BILL’S BITES: Rate cuts, QE ramped up
As expected, the Reserve Bank this week cut its key policy rates – the cash rate; three-year target bond rate; and Term Funding Facility (which can be accessed by commercial banks) – from 0.25 per cent to 0.1 per cent.
The RBA board also expanded its quantitative easing program, committing to purchasing $100 billion of government bonds of maturities of around five to 10 years over the next six months. Given this will compliment the RBA’s purchase of bonds in whatever quantity is required to achieve the three-year yield target, yesterday’s announcement represents a more aggressive approach than expected.
The key motivation for the new $100bn program is to lower the Australian dollar by dissuading foreign investors to purchase these securities.
But the Governor also made the important point that lowering interest rates would support asset prices, including housing, and he is less concerned about inspiring a “bubble” than in the past. This aligns with our more upbeat views on the housing market aired in September, expecting a less severe 5 per cent fall between April this year and June 2021, before rising 15 per cent until mid-2023, or 7.5 per cent per year.
In terms of the $100bn bond buying program, this will see the RBA’s balance sheet increase to around $550bn from $300bn currently, when also factoring in, say, $140bn for the TFF (entities have access to a further $104bn) and an additional, say, $10bn to defend the three-year bond rate target of 0.1 per cent.

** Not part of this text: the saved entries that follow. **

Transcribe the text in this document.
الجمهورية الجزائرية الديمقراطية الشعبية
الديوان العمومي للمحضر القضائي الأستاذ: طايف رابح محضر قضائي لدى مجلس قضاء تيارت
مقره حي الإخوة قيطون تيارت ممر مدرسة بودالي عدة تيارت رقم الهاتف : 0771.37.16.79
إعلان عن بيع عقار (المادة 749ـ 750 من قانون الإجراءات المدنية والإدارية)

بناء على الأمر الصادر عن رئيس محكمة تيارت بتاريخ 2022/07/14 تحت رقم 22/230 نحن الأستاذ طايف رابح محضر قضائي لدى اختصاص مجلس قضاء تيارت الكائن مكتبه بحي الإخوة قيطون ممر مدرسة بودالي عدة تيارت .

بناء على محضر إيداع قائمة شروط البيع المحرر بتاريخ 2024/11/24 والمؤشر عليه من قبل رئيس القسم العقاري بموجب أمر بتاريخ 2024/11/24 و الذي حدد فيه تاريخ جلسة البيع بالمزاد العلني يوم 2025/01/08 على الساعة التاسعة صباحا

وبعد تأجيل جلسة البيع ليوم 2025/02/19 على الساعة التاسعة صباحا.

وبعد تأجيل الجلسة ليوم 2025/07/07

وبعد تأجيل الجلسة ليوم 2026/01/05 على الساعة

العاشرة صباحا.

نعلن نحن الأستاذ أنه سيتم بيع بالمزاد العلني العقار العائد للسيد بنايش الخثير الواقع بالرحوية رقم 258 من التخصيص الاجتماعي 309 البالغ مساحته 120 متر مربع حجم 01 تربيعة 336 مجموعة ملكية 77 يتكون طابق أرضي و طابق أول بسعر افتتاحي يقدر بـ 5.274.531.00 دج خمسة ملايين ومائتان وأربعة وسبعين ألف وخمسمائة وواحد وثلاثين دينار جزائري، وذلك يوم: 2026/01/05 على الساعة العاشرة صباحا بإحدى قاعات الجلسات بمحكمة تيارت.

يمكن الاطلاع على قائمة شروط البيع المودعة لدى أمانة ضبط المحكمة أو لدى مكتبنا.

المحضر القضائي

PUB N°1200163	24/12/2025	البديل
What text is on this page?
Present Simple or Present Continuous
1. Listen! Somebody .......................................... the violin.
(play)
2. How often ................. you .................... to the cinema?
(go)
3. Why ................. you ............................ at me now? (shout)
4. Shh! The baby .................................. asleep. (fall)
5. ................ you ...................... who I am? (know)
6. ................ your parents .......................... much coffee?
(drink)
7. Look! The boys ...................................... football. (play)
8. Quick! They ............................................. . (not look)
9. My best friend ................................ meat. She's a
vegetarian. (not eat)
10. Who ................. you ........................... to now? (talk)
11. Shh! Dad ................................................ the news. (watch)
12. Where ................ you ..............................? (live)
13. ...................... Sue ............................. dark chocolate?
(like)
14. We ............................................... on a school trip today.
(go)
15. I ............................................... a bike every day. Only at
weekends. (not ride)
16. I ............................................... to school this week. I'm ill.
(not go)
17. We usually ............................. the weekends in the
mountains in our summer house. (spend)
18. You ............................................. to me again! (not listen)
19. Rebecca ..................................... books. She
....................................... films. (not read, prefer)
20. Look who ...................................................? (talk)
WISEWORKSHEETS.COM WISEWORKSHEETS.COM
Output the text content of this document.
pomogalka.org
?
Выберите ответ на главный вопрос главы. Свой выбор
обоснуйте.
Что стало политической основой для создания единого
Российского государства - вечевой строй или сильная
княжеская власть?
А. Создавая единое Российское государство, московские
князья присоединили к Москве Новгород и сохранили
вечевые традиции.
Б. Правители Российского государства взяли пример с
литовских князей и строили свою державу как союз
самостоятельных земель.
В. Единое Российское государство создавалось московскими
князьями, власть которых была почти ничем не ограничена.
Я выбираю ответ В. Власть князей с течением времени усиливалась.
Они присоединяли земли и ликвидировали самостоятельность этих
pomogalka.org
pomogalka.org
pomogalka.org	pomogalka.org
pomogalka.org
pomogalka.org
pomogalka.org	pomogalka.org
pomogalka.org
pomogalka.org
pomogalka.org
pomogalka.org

To put that in perspective, that growth will see the RBA increasing its balance sheet from $180bn before COVID, or a stunning 300 per cent.
At $550bn, the balance sheet would equate to 27.5 per cent of GDP. In contrast, the US Federal Reserve has increased its balance sheet since COVID from $3.8 trillion to $7.05 trillion – an increase of 85 per cent. The FED’s balance sheet is now around 33 per cent of GDP.
The RBA will be very rapidly closing in on the FED from a “standing start”!
Finally, a more surprising component of yesterday’s announcement was that the rate paid on commercial banks’ Exchange Settlement balances held at the RBA would be cut from 0.1 per cent to zero. Consensus expected it would fall to five basis points and our view was it would be set at one basis point. At zero, banks will face a difficult decision whether to offer positive deposit rates to wholesale customers, which will likely be weighed against long term relationships.
It also opens up the possibility of negative short term private rates from time to time.
However, the Governor confirmed the board’s view that a negative policy rate is “extraordinarily unlikely” – the main issue being the impact of negative rates on the supply of credit.
Still, this wasn’t ruled out, the most likely reason why this might change being if “the biggest central banks in the world” went negative. Given that the ECB and BOJ are already negative, that keeps all eyes on the Fed.